Other than the case that did not return for re-evaluation for 15 months, the longest duration of time between surgery and re-evaluation was 4.5 months with the shortest time being 2 weeks to re-evaluation. Therefore, this data suggests that if the animal has not been re-evaluated within 4 months, re-evaluation should be scheduled. Based on the average of 0.25°/day of correction and the maximum angle of deviation of 19° in these 43 cases, the longest time to re-evaluation should be about 76 days (2.5 months).

Other Factors

Several other factors involved in clinical outcome of the cases were also observed. Concurrent illness was evaluated as a possible confounding factor involved in time to correction of the angular limb deformity. Of the 23 llamas and alpacas undergoing surgical correction of ALD at the OSUVTH, concurrent diagnoses were as follows: M. Hemollama (1), Rickets Disease (2), Trichuris vulpis (1), and vague illness with fever and weight loss (1).
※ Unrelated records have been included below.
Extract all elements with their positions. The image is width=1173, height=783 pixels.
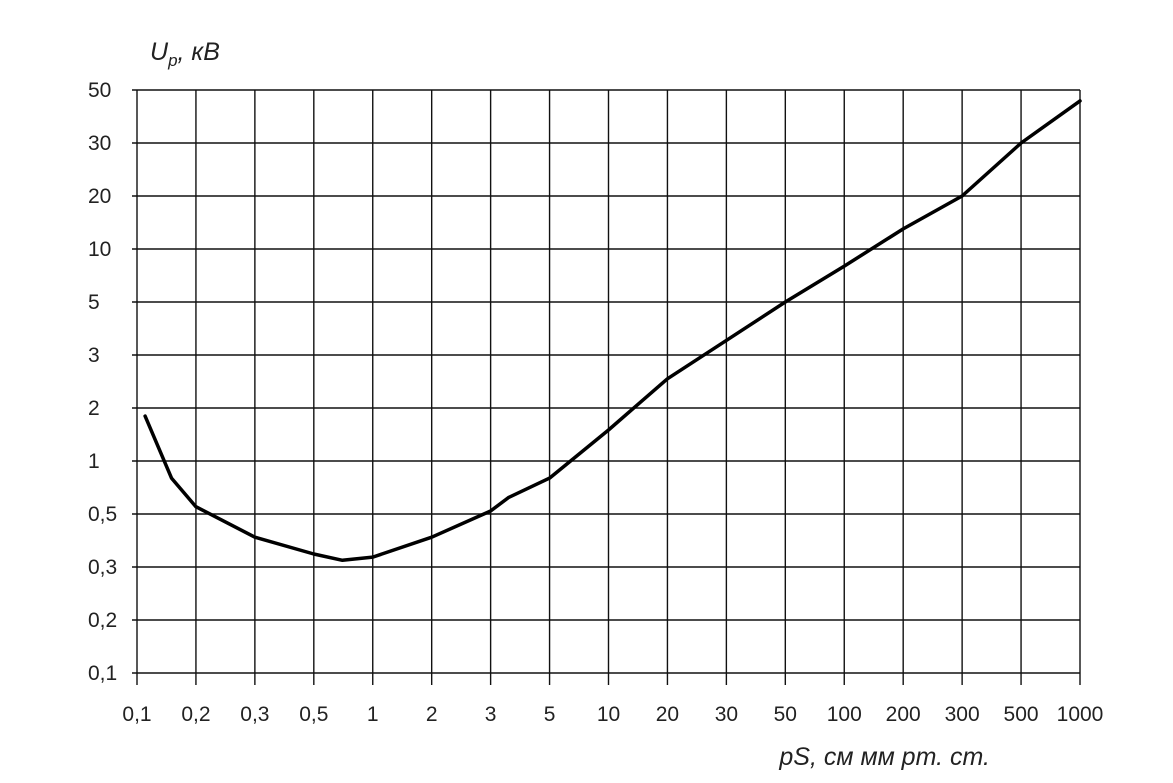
x-tick-label: 0,2 — [181, 703, 210, 726]
y-tick-label: 20 — [88, 185, 111, 208]
x-tick-label: 0,3 — [240, 703, 269, 726]
y-axis-label: Up, кВ — [150, 38, 220, 70]
x-tick-label: 100 — [827, 703, 862, 726]
x-tick-label: 2 — [426, 703, 438, 726]
y-tick-label: 30 — [88, 132, 111, 155]
x-tick-label: 5 — [544, 703, 556, 726]
y-label-main: U — [150, 38, 169, 66]
y-tick-label: 2 — [88, 397, 100, 420]
x-axis-label: pS, см мм рт. ст. — [778, 743, 990, 771]
y-tick-label: 5 — [88, 291, 100, 314]
y-tick-label: 50 — [88, 79, 111, 102]
x-tick-label: 3 — [485, 703, 497, 726]
y-label-rest: , кВ — [178, 38, 220, 66]
x-tick-label: 1000 — [1057, 703, 1104, 726]
curve — [143, 99, 1082, 563]
x-tick-label: 10 — [597, 703, 620, 726]
y-label-sub: p — [167, 51, 177, 70]
x-tick-label: 30 — [715, 703, 738, 726]
x-tick-label: 300 — [945, 703, 980, 726]
x-tick-label: 50 — [774, 703, 797, 726]
y-tick-label: 0,5 — [88, 503, 117, 526]
y-tick-label: 1 — [88, 450, 100, 473]
x-tick-label: 500 — [1004, 703, 1039, 726]
y-tick-label: 3 — [88, 344, 100, 367]
y-tick-label: 0,3 — [88, 556, 117, 579]
y-tick-label: 10 — [88, 238, 111, 261]
y-tick-label: 0,1 — [88, 662, 117, 685]
x-tick-label: 0,5 — [299, 703, 328, 726]
x-tick-label: 200 — [886, 703, 921, 726]
y-tick-label: 0,2 — [88, 609, 117, 632]
x-tick-label: 0,1 — [122, 703, 151, 726]
x-tick-label: 20 — [656, 703, 679, 726]
x-tick-label: 1 — [367, 703, 379, 726]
Difficult birth was a common factor among the animals undergoing surgical correction for ALD, with 5 confirmed dystocias out of 23 animals. Owners stated that the front limbs were pulled at birth on 3 of the 5 confirmed dystocias and 1 cria was confirmed with bilateral carpal flexion. More animals were likely involved in dystocias, however the medical records did not confirm this presumption. 2 of the 23 animals were confirmed to be premature, although the time premature was not noted in the medical record. It is well established that prematurity predisposes animals to ALD because the tendons and ligaments are not fully developed at birth.

Outcome

Of the 43 limbs that received surgical correction at OSUVTH, most fully corrected (30 out of 35 that included re-evaluation at OSUVTH). 3 out of 35 had healed to within 6° of normal at the time of re-evaluation and may have continued to straighten after that time. The transphyseal bridging procedure alone is by far the most commonly performed procedure and shows promising and consistent results. This surgery requires that the owners are compliant and bring the animal back in for re-evaluation as soon as the limb straightens. This procedure should continue to be very successful in correction of angular limb deformity in camelids.

REFERENCES

Anderson, David E, DVM, MS, Diplomate ACVS, “Common Surgical Procedures in Camelids.”
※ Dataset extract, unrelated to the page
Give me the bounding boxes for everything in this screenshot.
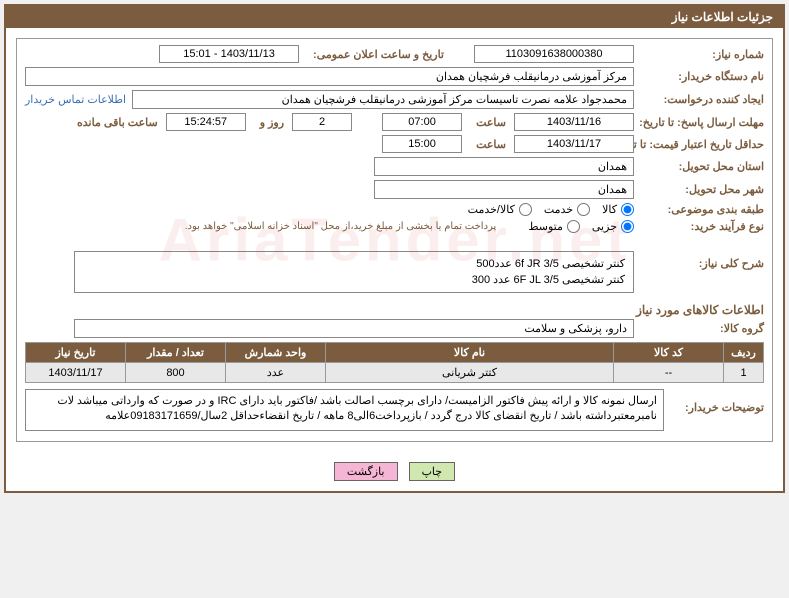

Burba, Daniel J., DVM, Diplomate ACVS, “Angular Limb Deformities Can Cripple Foals.” Louisiana State University School of Veterinary Medicine Equine Health Studies Newsletter, Volume 8, Number 1. Winter 1999.

Hendrickson, DVM, MS, Diplomate ACVS, “Angular Limb Deformities and Physitis.”

Smith, Brad, DVM, PhD, “Hypophosphatemic Rickets in the Llama.”

Smith, Bradford P., DVM, Diplomate ACVIM, Large Animal Internal Medicine. St. Louis, Mosby, 2002.